Nous, provinciaux, ne disposons parfois que de la reproduction standardisée pour approcher ces trésors. Et d' initiatives heureuses comme les très réussis "Hors Série de Télérama", dont le dernier consacré au peintre Odilon Redon, auquel est consacrée une exposition au Grand Palais.

 

Je me souviens d'une journée ensoleillée à Paris, en mars 1999 très exactement. Après une matinée qui fut une des plus importantes de ma vie, j'avais de longues heures à perdre, en pleine semaine, avant de monter dans mon avion de retour vers Toulouse. Alors je suis allé visiter, seul, le musée d'Orsay. En passant à pied par le pont des Arts où les statues d'Ousmane Sow étaient encore exposées. Sympa la ballade.

 

Il se trouve que je ne suis pas un esthète, ni un contemplatif. Je n'en ai pas la fibre. L'art m'attire, je le concède, avant tout comme "superstructure". Comme expression des lames de fond de l'histoire humaine. Comme symptôme finalement. J'ai le regret de ne connaître que rarement, devant l'art, un plaisir purement esthétique. Encore que ce plaisir s'accroît, les années passant.

 

Pourtant, ce jour de 1999, je m'en souviens bien, j'ai été saisi par une peinture d'un peintre qui ne m'évoquait rien, Odilon Redon. Et j'en ai conçu un émerveillement immédiat, sans besoin d'en passer par l'étape de la Raison. Il s'agissait, si ma mémoire ne me trahit pas -mais elle a sans doute recomposé partiellement la vision-, d'un cheval dressé, dans un nuage rouge saturé. Pégase sans doute.

 

jpg_Odilon_Redon_-_Le_char_d_Apollon_-_1897.jpg Ce seul moment a gravé en moi en lettres d'or le nom d'Odilon Redon. Et donc, je n'ai pas hésité une seconde avant de me procurer chez mon vendeur de journaux (qui fait la moue quand j'achète Libé... il a pas du voter pour le Parti Ouvrier Internationaliste aux cantonales celui-là)...) le HORS-SERIE, réalisé comme d'habitude avec le plus grand soin, que Telerama vient de consacrer à ce précurseur du symbolisme. Et donc à ce pionnier de la modernité, réalisant, alors que l'âge industriel incitait au réalisme, un renversement de perspective gigantesque.

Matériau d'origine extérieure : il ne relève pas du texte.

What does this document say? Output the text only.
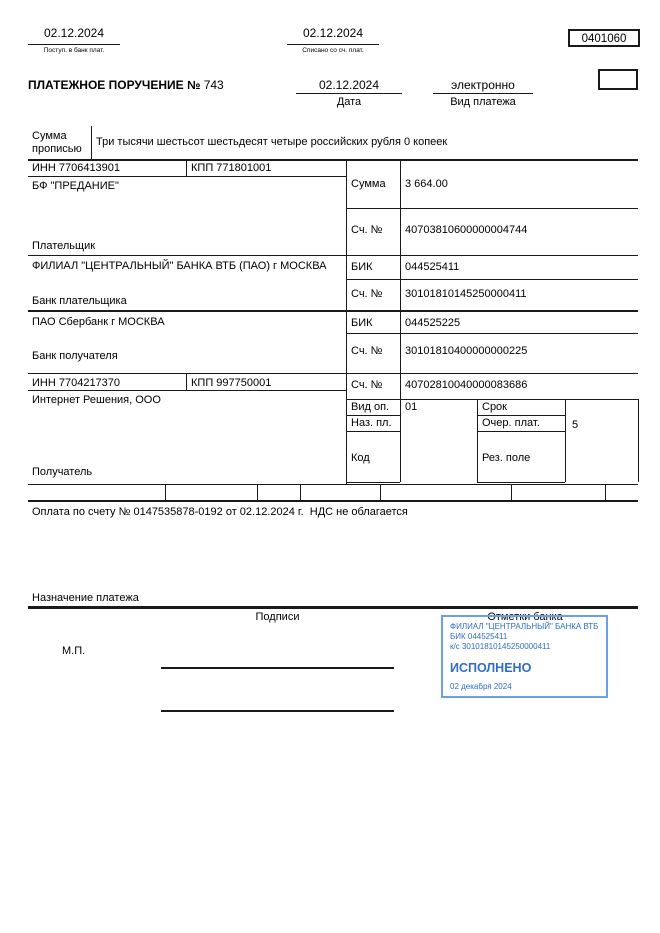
02.12.2024
Поступ. в банк плат.
02.12.2024
Списано со сч. плат.
0401060
ПЛАТЕЖНОЕ ПОРУЧЕНИЕ № 743	02.12.2024
Дата
электронно
Вид платежа
Сумма прописью
Три тысячи шестьсот шестьдесят четыре российских рубля 0 копеек
ИНН 7706413901	КПП 771801001
БФ "ПРЕДАНИЕ"
Плательщик
Сумма 3 664.00
Сч. № 40703810600000004744
ФИЛИАЛ "ЦЕНТРАЛЬНЫЙ" БАНКА ВТБ (ПАО) г МОСКВА
Банк плательщика
БИК	044525411
Сч. № 30101810145250000411
ПАО Сбербанк г МОСКВА
Банк получателя
БИК	044525225
Сч. № 30101810400000000225
ИНН 7704217370	КПП 997750001
Интернет Решения, ООО
Сч. № 40702810040000083686
Вид оп. 01	Срок
Наз. пл.	Очер. плат.	5
Код	Рез. поле
Получатель
Оплата по счету № 0147535878-0192 от 02.12.2024 г.  НДС не облагается
Назначение платежа
Подписи	Отметки банка
М.П.
ФИЛИАЛ "ЦЕНТРАЛЬНЫЙ" БАНКА ВТБ
БИК 044525411
к/с 30101810145250000411
ИСПОЛНЕНО
02 декабря 2024
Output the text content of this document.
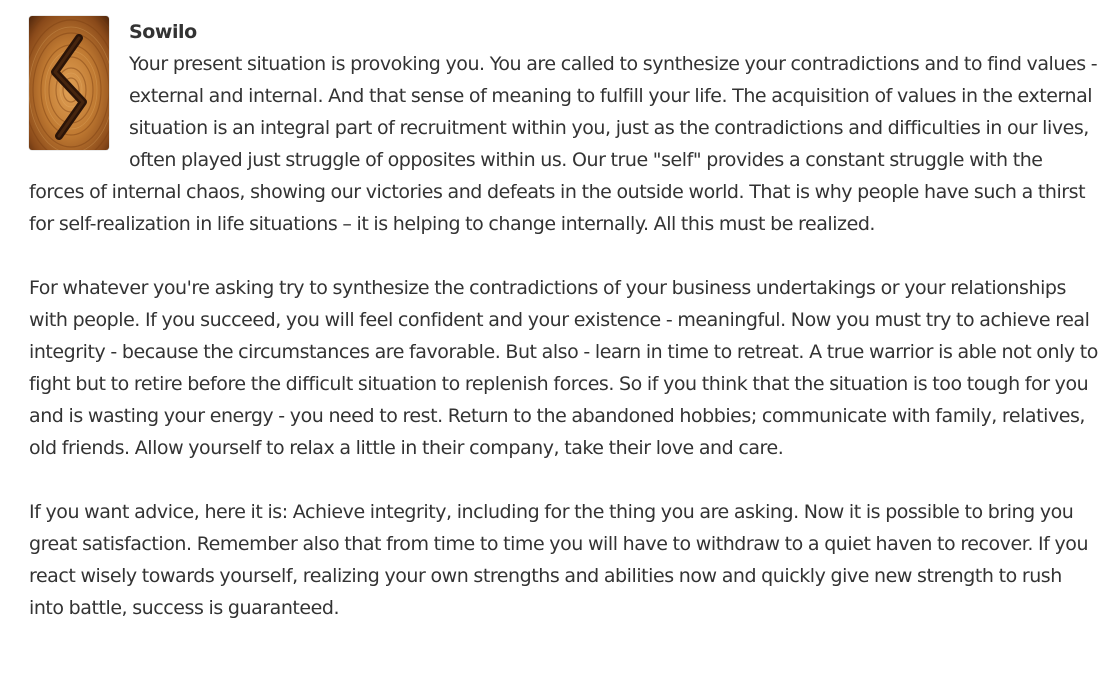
Sowilo

Your present situation is provoking you. You are called to synthesize your contradictions and to find values - external and internal. And that sense of meaning to fulfill your life. The acquisition of values in the external situation is an integral part of recruitment within you, just as the contradictions and difficulties in our lives, often played just struggle of opposites within us. Our true "self" provides a constant struggle with the forces of internal chaos, showing our victories and defeats in the outside world. That is why people have such a thirst for self-realization in life situations – it is helping to change internally. All this must be realized.

For whatever you're asking try to synthesize the contradictions of your business undertakings or your relationships with people. If you succeed, you will feel confident and your existence - meaningful. Now you must try to achieve real integrity - because the circumstances are favorable. But also - learn in time to retreat. A true warrior is able not only to fight but to retire before the difficult situation to replenish forces. So if you think that the situation is too tough for you and is wasting your energy - you need to rest. Return to the abandoned hobbies; communicate with family, relatives, old friends. Allow yourself to relax a little in their company, take their love and care.

If you want advice, here it is: Achieve integrity, including for the thing you are asking. Now it is possible to bring you great satisfaction. Remember also that from time to time you will have to withdraw to a quiet haven to recover. If you react wisely towards yourself, realizing your own strengths and abilities now and quickly give new strength to rush into battle, success is guaranteed.
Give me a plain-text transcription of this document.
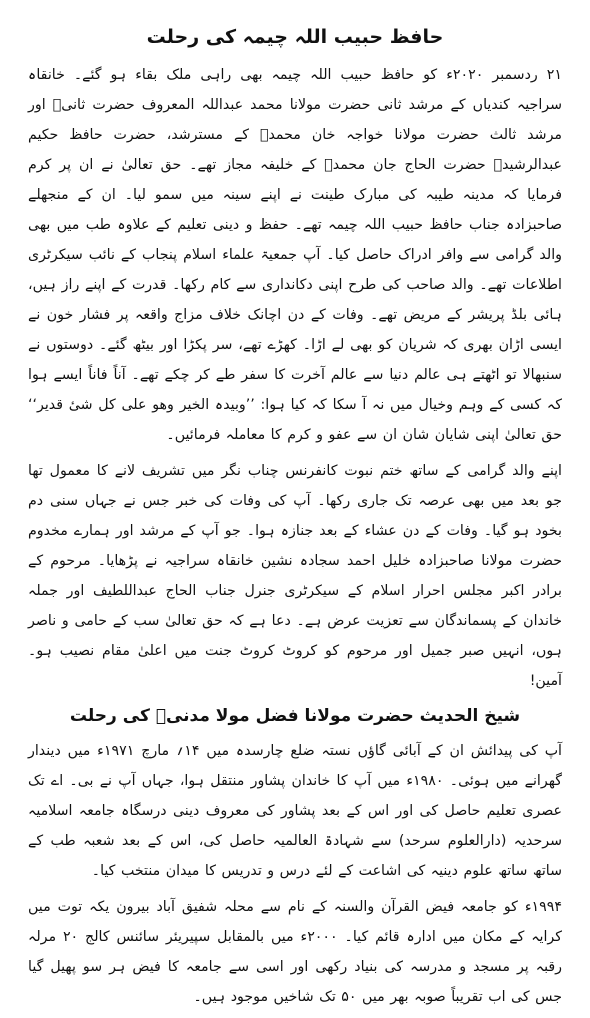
حافظ حبیب اللہ چیمہ کی رحلت

۲۱ ردسمبر ۲۰۲۰ء کو حافظ حبیب اللہ چیمہ بھی راہی ملک بقاء ہو گئے۔ خانقاہ سراجیہ کندیاں کے مرشد ثانی حضرت مولانا محمد عبداللہ المعروف حضرت ثانیؒ اور مرشد ثالث حضرت مولانا خواجہ خان محمدؒ کے مسترشد، حضرت حافظ حکیم عبدالرشیدؒ حضرت الحاج جان محمدؒ کے خلیفہ مجاز تھے۔ حق تعالیٰ نے ان پر کرم فرمایا کہ مدینہ طیبہ کی مبارک طینت نے اپنے سینہ میں سمو لیا۔ ان کے منجھلے صاحبزادہ جناب حافظ حبیب اللہ چیمہ تھے۔ حفظ و دینی تعلیم کے علاوہ طب میں بھی والد گرامی سے وافر ادراک حاصل کیا۔ آپ جمعیۃ علماء اسلام پنجاب کے نائب سیکرٹری اطلاعات تھے۔ والد صاحب کی طرح اپنی دکانداری سے کام رکھا۔ قدرت کے اپنے راز ہیں، ہائی بلڈ پریشر کے مریض تھے۔ وفات کے دن اچانک خلاف مزاج واقعہ پر فشار خون نے ایسی اڑان بھری کہ شریان کو بھی لے اڑا۔ کھڑے تھے، سر پکڑا اور بیٹھ گئے۔ دوستوں نے سنبھالا تو اٹھتے ہی عالم دنیا سے عالم آخرت کا سفر طے کر چکے تھے۔ آناً فاناً ایسے ہوا کہ کسی کے وہم وخیال میں نہ آ سکا کہ کیا ہوا: ’’وبیدہ الخیر وھو علی کل شیٔ قدیر‘‘ حق تعالیٰ اپنی شایان شان ان سے عفو و کرم کا معاملہ فرمائیں۔

اپنے والد گرامی کے ساتھ ختم نبوت کانفرنس چناب نگر میں تشریف لانے کا معمول تھا جو بعد میں بھی عرصہ تک جاری رکھا۔ آپ کی وفات کی خبر جس نے جہاں سنی دم بخود ہو گیا۔ وفات کے دن عشاء کے بعد جنازہ ہوا۔ جو آپ کے مرشد اور ہمارے مخدوم حضرت مولانا صاحبزادہ خلیل احمد سجادہ نشین خانقاہ سراجیہ نے پڑھایا۔ مرحوم کے برادر اکبر مجلس احرار اسلام کے سیکرٹری جنرل جناب الحاج عبداللطیف اور جملہ خاندان کے پسماندگان سے تعزیت عرض ہے۔ دعا ہے کہ حق تعالیٰ سب کے حامی و ناصر ہوں، انہیں صبر جمیل اور مرحوم کو کروٹ کروٹ جنت میں اعلیٰ مقام نصیب ہو۔ آمین!

شیخ الحدیث حضرت مولانا فضل مولا مدنیؒ کی رحلت

آپ کی پیدائش ان کے آبائی گاؤں نستہ ضلع چارسدہ میں ۱۴؍ مارچ ۱۹۷۱ء میں دیندار گھرانے میں ہوئی۔ ۱۹۸۰ء میں آپ کا خاندان پشاور منتقل ہوا، جہاں آپ نے بی۔ اے تک عصری تعلیم حاصل کی اور اس کے بعد پشاور کی معروف دینی درسگاہ جامعہ اسلامیہ سرحدیہ (دارالعلوم سرحد) سے شہادۃ العالمیہ حاصل کی، اس کے بعد شعبہ طب کے ساتھ ساتھ علوم دینیہ کی اشاعت کے لئے درس و تدریس کا میدان منتخب کیا۔

۱۹۹۴ء کو جامعہ فیض القرآن والسنہ کے نام سے محلہ شفیق آباد بیرون یکہ توت میں کرایہ کے مکان میں ادارہ قائم کیا۔ ۲۰۰۰ء میں بالمقابل سپیریئر سائنس کالج ۲۰ مرلہ رقبہ پر مسجد و مدرسہ کی بنیاد رکھی اور اسی سے جامعہ کا فیض ہر سو پھیل گیا جس کی اب تقریباً صوبہ بھر میں ۵۰ تک شاخیں موجود ہیں۔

Il ne s'agira plus bientôt de décrire au mieux la réalité extérieure. Mais de rendre visible ce qui ne l'est pas. Cet invisible que quelque chose en nous (on appellera ça bientôt l'inconscient) perçoit et reformule dans le rêve (Redon fut qualifié"le prince des rêves"). Seule une révolution de la forme pourra permettre cette expression. Et la voie est tracée, qui mènera des mouvements impressionniste ou symboliste, à l'art abstrait et au surréalisme. L'art ne sera plus jamais le même.

 

Si je ne partage pas les présupposés platoniciens des symbolistes, tels que formulés par Baudelaire dans son poème que nous avons tous lu, "correspondances", ce mouvement a porté un coup fatal, avec d'autres courants, à un conservatisme culturel, celui qui sied au parti de l'"ordre". Et c'est encore une raison de l'admirer. La subjectivité (l'autre nom de la liberté) va l'emporter contre les vérités révélées et imposées. Tant mieux. Dieu meurt et entraîne dans sa chute l'art qui se soumet à lui depuis tant de siècles.

 

Mystérieux, cet Odilon Redon, lui-même un petit bourgeois dont la biographie n'incline en rien à des attitudes avant-gardistes, et qui dynamite l'académisme, annonce les peintres de la bande à André Breton, en dessinant des monstres imaginaires, par extrapolation de ses lectures du sulfureux Darwin. Toujours cette interrogation... continuelle dans ce blog, sur le fait qu'une oeuvre ne soit pas réductible à la vie de son auteur ni à son inscription dans le monde social. Elle transcende tout cela.

 

Mais avant tout, le Redon que j'aime est le Redon tardif. Le Redon qui se réapproprie la couleur de manière unique. C'est ce traitement de la couleur qui lui permet d'aborder aussi merveilleusement un plan de rencontre entre le rêve - son rêve - et le réel, toujours là. L'utilisation du Pastel poudroyant sert mieux que tout ce projet. Mais les huiles y parviennent aussi. Enchantement purement esthétique, donc, que je ne parviens pas à m'expliquer. Sortilèges que ces couleurs assombries, acidulées, brumeuses et puis d'un seul coup violemment contrastées.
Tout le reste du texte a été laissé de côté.